In the program, the Arroyo Grande coach, Max Belko, was once a USC All-American. He kicked a field goal against Montana in 1935, a feat that wouldn’t be repeated for fifteen years, when Frank Gifford kicked the next Southern Cal field goal. Belko, a Marine lieutenant, was killed on Guam in 1944, but we still have a connection to him: He was Haruo Hayashi’s P.E. teacher. (There are many familiar surnames in the football program, but two, both Navy men during the war, offer a glimpse into postwar Arroyo Grande: Tony Marsalek was our longtime fire chief; Chuck Brooner was the pharmacist/owner of the Fair Oaka Pharmacy.)

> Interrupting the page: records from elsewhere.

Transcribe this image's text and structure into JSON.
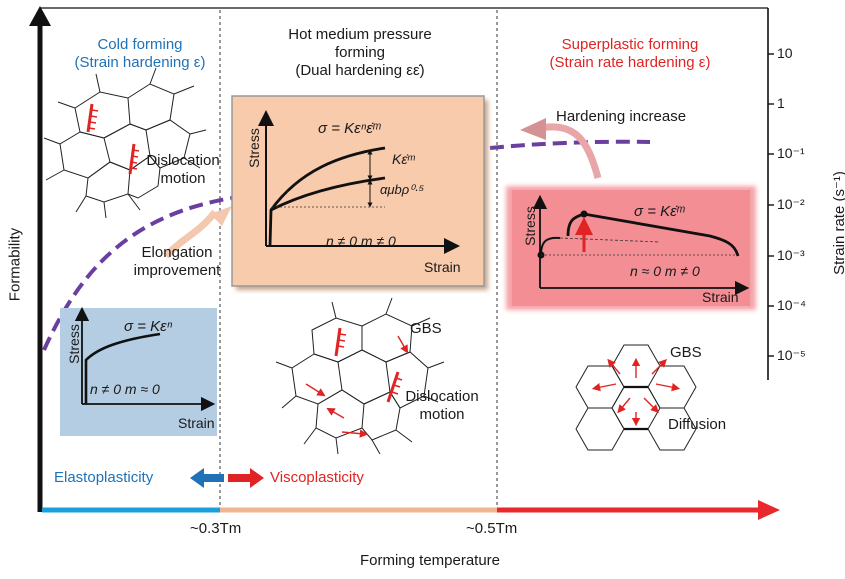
{
  "regions": {
    "cold": {
      "line1": "Cold forming",
      "line2": "(Strain hardening ε)"
    },
    "hot": {
      "line1": "Hot medium pressure",
      "line2": "forming",
      "line3": "(Dual hardening εε̇)"
    },
    "superplastic": {
      "line1": "Superplastic forming",
      "line2": "(Strain rate hardening ε)"
    }
  },
  "annotations": {
    "hardening_increase": "Hardening increase",
    "dislocation_motion_1": [
      "Dislocation",
      "motion"
    ],
    "elongation_improvement": [
      "Elongation",
      "improvement"
    ],
    "gbs_1": "GBS",
    "dislocation_motion_2": [
      "Dislocation",
      "motion"
    ],
    "gbs_2": "GBS",
    "diffusion": "Diffusion",
    "elastoplasticity": "Elastoplasticity",
    "viscoplasticity": "Viscoplasticity"
  },
  "insets": {
    "hot": {
      "equation": "σ = Kεⁿε̇ᵐ",
      "term_rate": "Kε̇ᵐ",
      "term_disl": "αμbρ⁰·⁵",
      "conditions": "n ≠ 0   m ≠ 0",
      "ylabel": "Stress",
      "xlabel": "Strain"
    },
    "superplastic": {
      "equation": "σ = Kε̇ᵐ",
      "conditions": "n ≈ 0   m ≠ 0",
      "ylabel": "Stress",
      "xlabel": "Strain"
    },
    "cold": {
      "equation": "σ = Kεⁿ",
      "conditions": "n ≠ 0   m ≈ 0",
      "ylabel": "Stress",
      "xlabel": "Strain"
    }
  },
  "axes": {
    "y_left_label": "Formability",
    "y_right_label": "Strain rate (s⁻¹)",
    "x_label": "Forming temperature",
    "x_ticks": [
      "~0.3Tm",
      "~0.5Tm"
    ],
    "right_ticks": [
      "10",
      "1",
      "10⁻¹",
      "10⁻²",
      "10⁻³",
      "10⁻⁴",
      "10⁻⁵"
    ]
  },
  "colors": {
    "cold": "#1a9fdc",
    "hot": "#f0b48e",
    "superplastic": "#e8282c",
    "hot_panel": "#f8cbac",
    "sp_panel": "#f28e94",
    "cold_panel": "#b4cde2",
    "formability_curve": "#6b3fa0"
  }
}
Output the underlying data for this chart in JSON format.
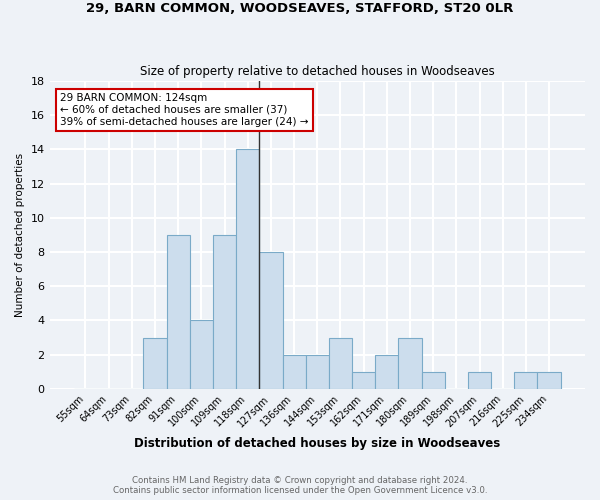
{
  "title1": "29, BARN COMMON, WOODSEAVES, STAFFORD, ST20 0LR",
  "title2": "Size of property relative to detached houses in Woodseaves",
  "xlabel": "Distribution of detached houses by size in Woodseaves",
  "ylabel": "Number of detached properties",
  "footer1": "Contains HM Land Registry data © Crown copyright and database right 2024.",
  "footer2": "Contains public sector information licensed under the Open Government Licence v3.0.",
  "annotation_line1": "29 BARN COMMON: 124sqm",
  "annotation_line2": "← 60% of detached houses are smaller (37)",
  "annotation_line3": "39% of semi-detached houses are larger (24) →",
  "bar_color": "#ccdded",
  "bar_edge_color": "#7aaac8",
  "vline_color": "#333333",
  "annotation_box_edge_color": "#cc0000",
  "categories": [
    "55sqm",
    "64sqm",
    "73sqm",
    "82sqm",
    "91sqm",
    "100sqm",
    "109sqm",
    "118sqm",
    "127sqm",
    "136sqm",
    "144sqm",
    "153sqm",
    "162sqm",
    "171sqm",
    "180sqm",
    "189sqm",
    "198sqm",
    "207sqm",
    "216sqm",
    "225sqm",
    "234sqm"
  ],
  "values": [
    0,
    0,
    0,
    3,
    9,
    4,
    9,
    14,
    8,
    2,
    2,
    3,
    1,
    2,
    3,
    1,
    0,
    1,
    0,
    1,
    1
  ],
  "vline_index": 7.5,
  "ylim": [
    0,
    18
  ],
  "yticks": [
    0,
    2,
    4,
    6,
    8,
    10,
    12,
    14,
    16,
    18
  ],
  "background_color": "#eef2f7",
  "grid_color": "#ffffff",
  "footer_color": "#666666"
}
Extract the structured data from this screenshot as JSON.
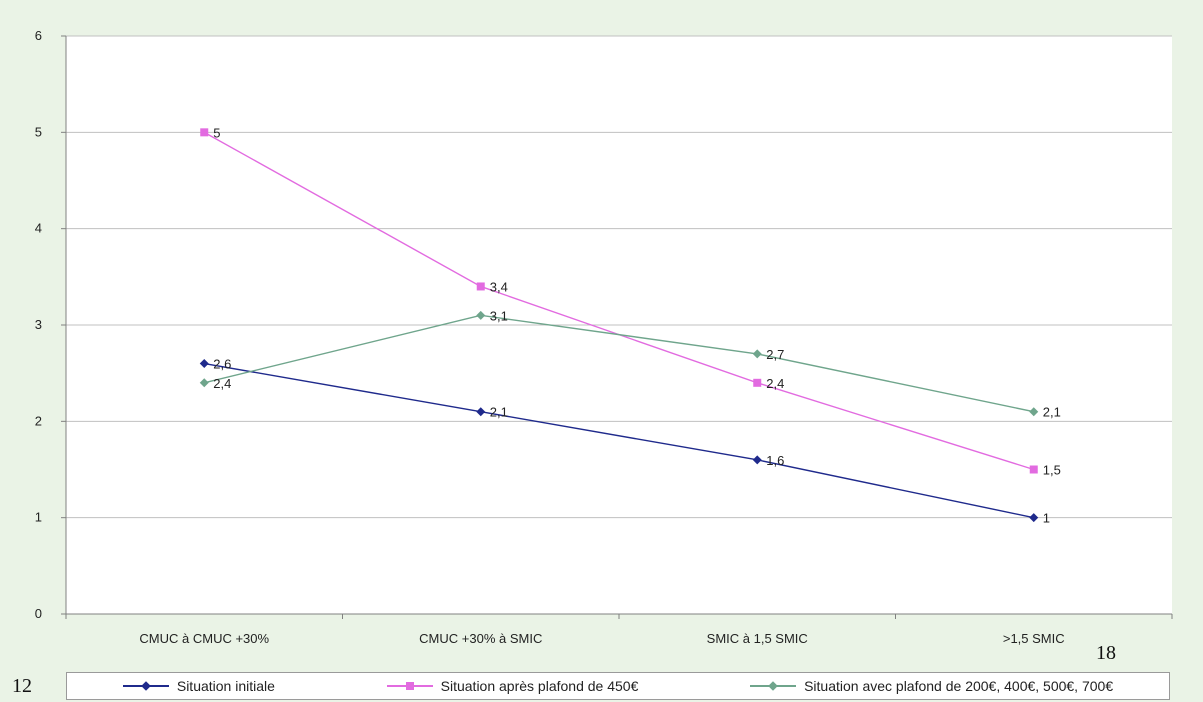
{
  "chart_data": {
    "type": "line",
    "categories": [
      "CMUC à CMUC +30%",
      "CMUC +30% à SMIC",
      "SMIC à 1,5 SMIC",
      ">1,5 SMIC"
    ],
    "ylim": [
      0,
      6
    ],
    "yticks": [
      "0",
      "1",
      "2",
      "3",
      "4",
      "5",
      "6"
    ],
    "grid": true,
    "legend_position": "bottom",
    "series": [
      {
        "name": "Situation initiale",
        "values": [
          2.6,
          2.1,
          1.6,
          1
        ],
        "labels": [
          "2,6",
          "2,1",
          "1,6",
          "1"
        ],
        "color": "#1f2a8c",
        "marker": "diamond"
      },
      {
        "name": "Situation après plafond de 450€",
        "values": [
          5,
          3.4,
          2.4,
          1.5
        ],
        "labels": [
          "5",
          "3,4",
          "2,4",
          "1,5"
        ],
        "color": "#e26be0",
        "marker": "square"
      },
      {
        "name": "Situation avec plafond de 200€, 400€, 500€, 700€",
        "values": [
          2.4,
          3.1,
          2.7,
          2.1
        ],
        "labels": [
          "2,4",
          "3,1",
          "2,7",
          "2,1"
        ],
        "color": "#6fa58c",
        "marker": "diamond"
      }
    ]
  },
  "page": {
    "number_left": "12",
    "number_right": "18"
  },
  "colors": {
    "background": "#eaf3e6",
    "plot_background": "#ffffff",
    "gridline": "#c0c0c0"
  }
}
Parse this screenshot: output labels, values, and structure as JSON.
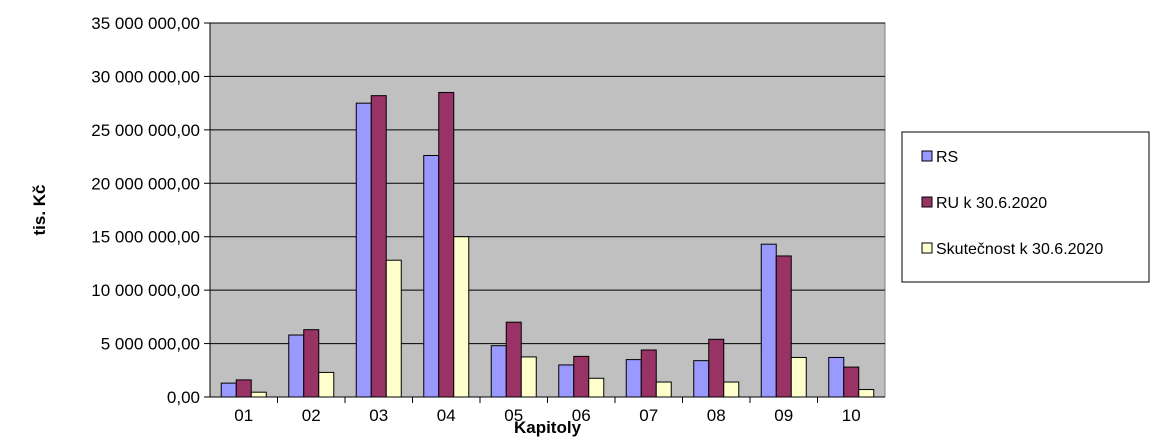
{
  "chart_data": {
    "type": "bar",
    "categories": [
      "01",
      "02",
      "03",
      "04",
      "05",
      "06",
      "07",
      "08",
      "09",
      "10"
    ],
    "series": [
      {
        "name": "RS",
        "color": "#9999ff",
        "values": [
          1300000,
          5800000,
          27500000,
          22600000,
          4800000,
          3000000,
          3500000,
          3400000,
          14300000,
          3700000
        ]
      },
      {
        "name": "RU k 30.6.2020",
        "color": "#993366",
        "values": [
          1600000,
          6300000,
          28200000,
          28500000,
          7000000,
          3800000,
          4400000,
          5400000,
          13200000,
          2800000
        ]
      },
      {
        "name": "Skutečnost k 30.6.2020",
        "color": "#ffffcc",
        "values": [
          450000,
          2300000,
          12800000,
          15000000,
          3750000,
          1750000,
          1400000,
          1400000,
          3700000,
          700000
        ]
      }
    ],
    "xlabel": "Kapitoly",
    "ylabel": "tis. Kč",
    "ylim": [
      0,
      35000000
    ],
    "yticks": [
      "0,00",
      "5 000 000,00",
      "10 000 000,00",
      "15 000 000,00",
      "20 000 000,00",
      "25 000 000,00",
      "30 000 000,00",
      "35 000 000,00"
    ],
    "grid": true,
    "plot_background": "#c0c0c0",
    "legend_position": "right"
  }
}
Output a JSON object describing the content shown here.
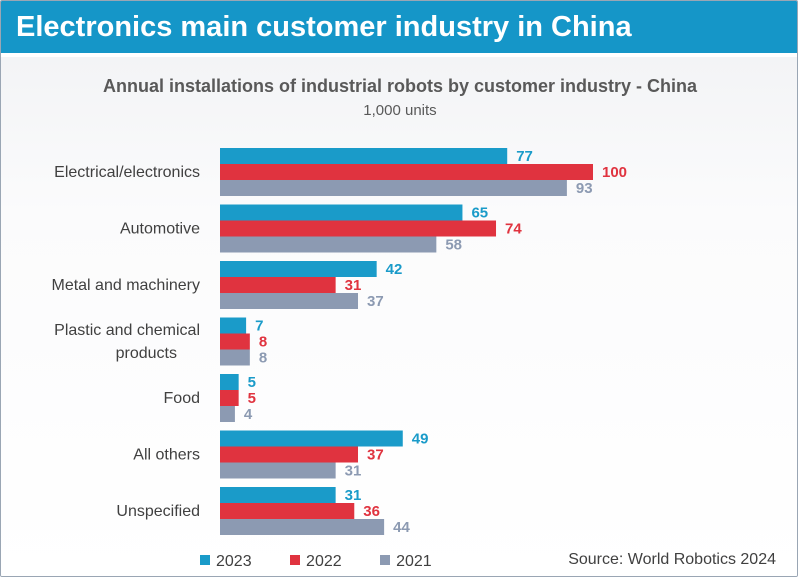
{
  "header": {
    "title": "Electronics main customer industry in China"
  },
  "source": "Source: World Robotics 2024",
  "chart_data": {
    "type": "bar",
    "orientation": "horizontal",
    "title": "Annual installations of industrial robots by customer industry  - China",
    "subtitle": "1,000 units",
    "categories": [
      "Electrical/electronics",
      "Automotive",
      "Metal and machinery",
      "Plastic and chemical products",
      "Food",
      "All others",
      "Unspecified"
    ],
    "series": [
      {
        "name": "2023",
        "color": "#1a9bc9",
        "values": [
          77,
          65,
          42,
          7,
          5,
          49,
          31
        ]
      },
      {
        "name": "2022",
        "color": "#e0333f",
        "values": [
          100,
          74,
          31,
          8,
          5,
          37,
          36
        ]
      },
      {
        "name": "2021",
        "color": "#8c9ab2",
        "values": [
          93,
          58,
          37,
          8,
          4,
          31,
          44
        ]
      }
    ],
    "xlim": [
      0,
      100
    ],
    "grid": false,
    "legend_position": "bottom-left"
  }
}
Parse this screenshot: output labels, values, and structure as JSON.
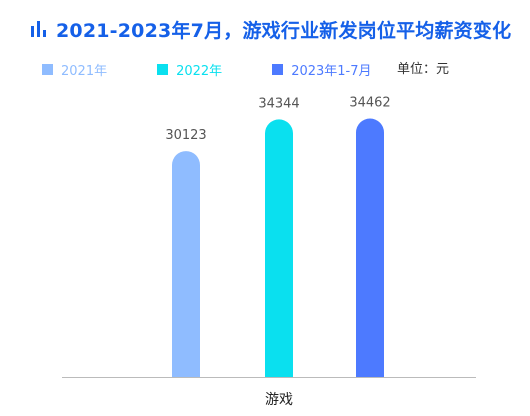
{
  "title": "2021-2023年7月，游戏行业新发岗位平均薪资变化",
  "title_icon": "bar-chart-icon",
  "unit_label": "单位：元",
  "colors": {
    "title": "#1560e8",
    "axis": "#bbbbbb",
    "series": [
      "#8fbcff",
      "#0ae0ef",
      "#4d7aff"
    ],
    "legend_text": [
      "#8fbcff",
      "#0ae0ef",
      "#4d7aff"
    ]
  },
  "chart_data": {
    "type": "bar",
    "categories": [
      "游戏"
    ],
    "series": [
      {
        "name": "2021年",
        "values": [
          30123
        ]
      },
      {
        "name": "2022年",
        "values": [
          34344
        ]
      },
      {
        "name": "2023年1-7月",
        "values": [
          34462
        ]
      }
    ],
    "ylim": [
      0,
      40000
    ],
    "grid": false,
    "legend_position": "top-left"
  }
}
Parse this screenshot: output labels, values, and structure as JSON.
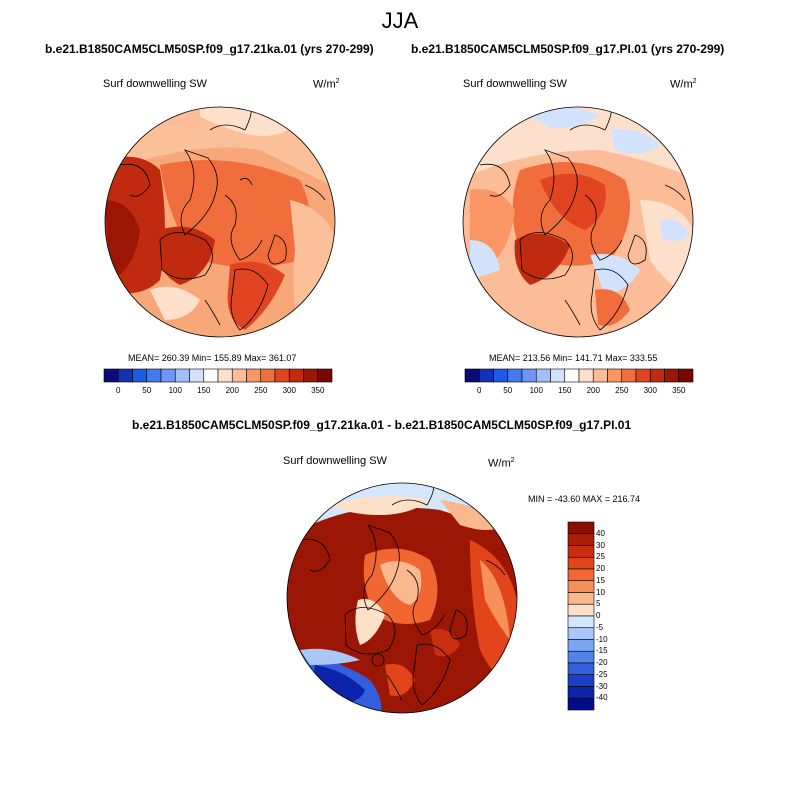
{
  "title": "JJA",
  "panels": [
    {
      "case": "b.e21.B1850CAM5CLM50SP.f09_g17.21ka.01 (yrs 270-299)",
      "variable": "Surf downwelling SW",
      "units_base": "W/m",
      "units_exp": "2",
      "stats": "MEAN= 260.39  Min= 155.89  Max= 361.07"
    },
    {
      "case": "b.e21.B1850CAM5CLM50SP.f09_g17.PI.01 (yrs 270-299)",
      "variable": "Surf downwelling SW",
      "units_base": "W/m",
      "units_exp": "2",
      "stats": "MEAN= 213.56  Min= 141.71  Max= 333.55"
    }
  ],
  "diff_panel": {
    "case": "b.e21.B1850CAM5CLM50SP.f09_g17.21ka.01 - b.e21.B1850CAM5CLM50SP.f09_g17.PI.01",
    "variable": "Surf downwelling SW",
    "units_base": "W/m",
    "units_exp": "2",
    "stats": "MIN = -43.60 MAX = 216.74"
  },
  "abs_colorbar": {
    "colors": [
      "#0a0a7a",
      "#1432b4",
      "#1e5ae6",
      "#4678f0",
      "#6e96f5",
      "#a0bef8",
      "#d2e2fc",
      "#ffffff",
      "#fde0cc",
      "#fcbc98",
      "#fa9664",
      "#f26d3c",
      "#e04420",
      "#c02a0e",
      "#9c1606",
      "#780800"
    ],
    "labels": [
      "0",
      "50",
      "100",
      "150",
      "200",
      "250",
      "300",
      "350"
    ]
  },
  "diff_colorbar": {
    "colors": [
      "#8c0e04",
      "#a81c08",
      "#c82f10",
      "#e2451a",
      "#f26632",
      "#f8905c",
      "#fbb78d",
      "#fde0c8",
      "#d4e6fc",
      "#a9c8f8",
      "#7da6f2",
      "#5583ec",
      "#335ede",
      "#1c3fc8",
      "#0c24ac",
      "#020c8a"
    ],
    "labels": [
      "40",
      "30",
      "25",
      "20",
      "15",
      "10",
      "5",
      "0",
      "-5",
      "-10",
      "-15",
      "-20",
      "-25",
      "-30",
      "-40"
    ]
  }
}
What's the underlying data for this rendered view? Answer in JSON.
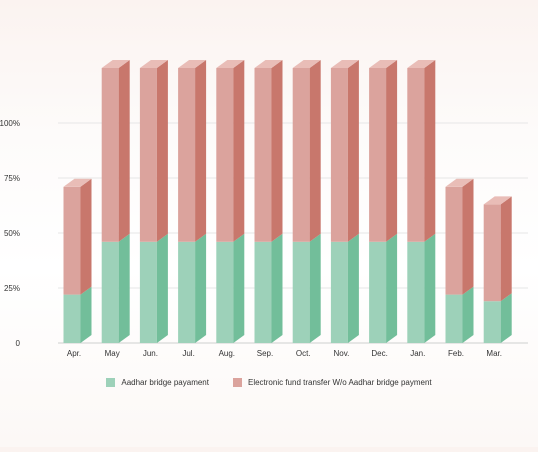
{
  "colors": {
    "aadhar_front": "#9dd1b9",
    "aadhar_side": "#72be9a",
    "aadhar_top": "#b7e0cb",
    "eft_front": "#dba39d",
    "eft_side": "#c8776c",
    "eft_top": "#e9bdb7",
    "grid": "#e6e6e6",
    "axis_text": "#333333"
  },
  "legend": {
    "aadhar_label": "Aadhar bridge payament",
    "eft_label": "Electronic fund transfer W/o Aadhar bridge payment"
  },
  "chart_data": {
    "type": "bar",
    "stacked": true,
    "three_d": true,
    "categories": [
      "Apr.",
      "May",
      "Jun.",
      "Jul.",
      "Aug.",
      "Sep.",
      "Oct.",
      "Nov.",
      "Dec.",
      "Jan.",
      "Feb.",
      "Mar."
    ],
    "series": [
      {
        "name": "Aadhar bridge payament",
        "values": [
          22,
          46,
          46,
          46,
          46,
          46,
          46,
          46,
          46,
          46,
          22,
          19
        ]
      },
      {
        "name": "Electronic fund transfer W/o Aadhar bridge payment",
        "values": [
          49,
          79,
          79,
          79,
          79,
          79,
          79,
          79,
          79,
          79,
          49,
          44
        ]
      }
    ],
    "y_ticks": [
      "0",
      "25%",
      "50%",
      "75%",
      "100%"
    ],
    "y_tick_values": [
      0,
      25,
      50,
      75,
      100
    ],
    "ylim": [
      0,
      125
    ],
    "grid": true,
    "legend_position": "bottom"
  }
}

The sports editor of the high school newspaper, the “Hi-Chatter,” was George Nakamura. As a twenty-year-old intelligence officer in China, he was awarded a Bronze Star for going behind Japanese lines to rescue a downed American flier and, after the war, a Congressional Gold Medal in recognition for his efforts, as an international businessman, to nurture the relationship between Japan and the United States.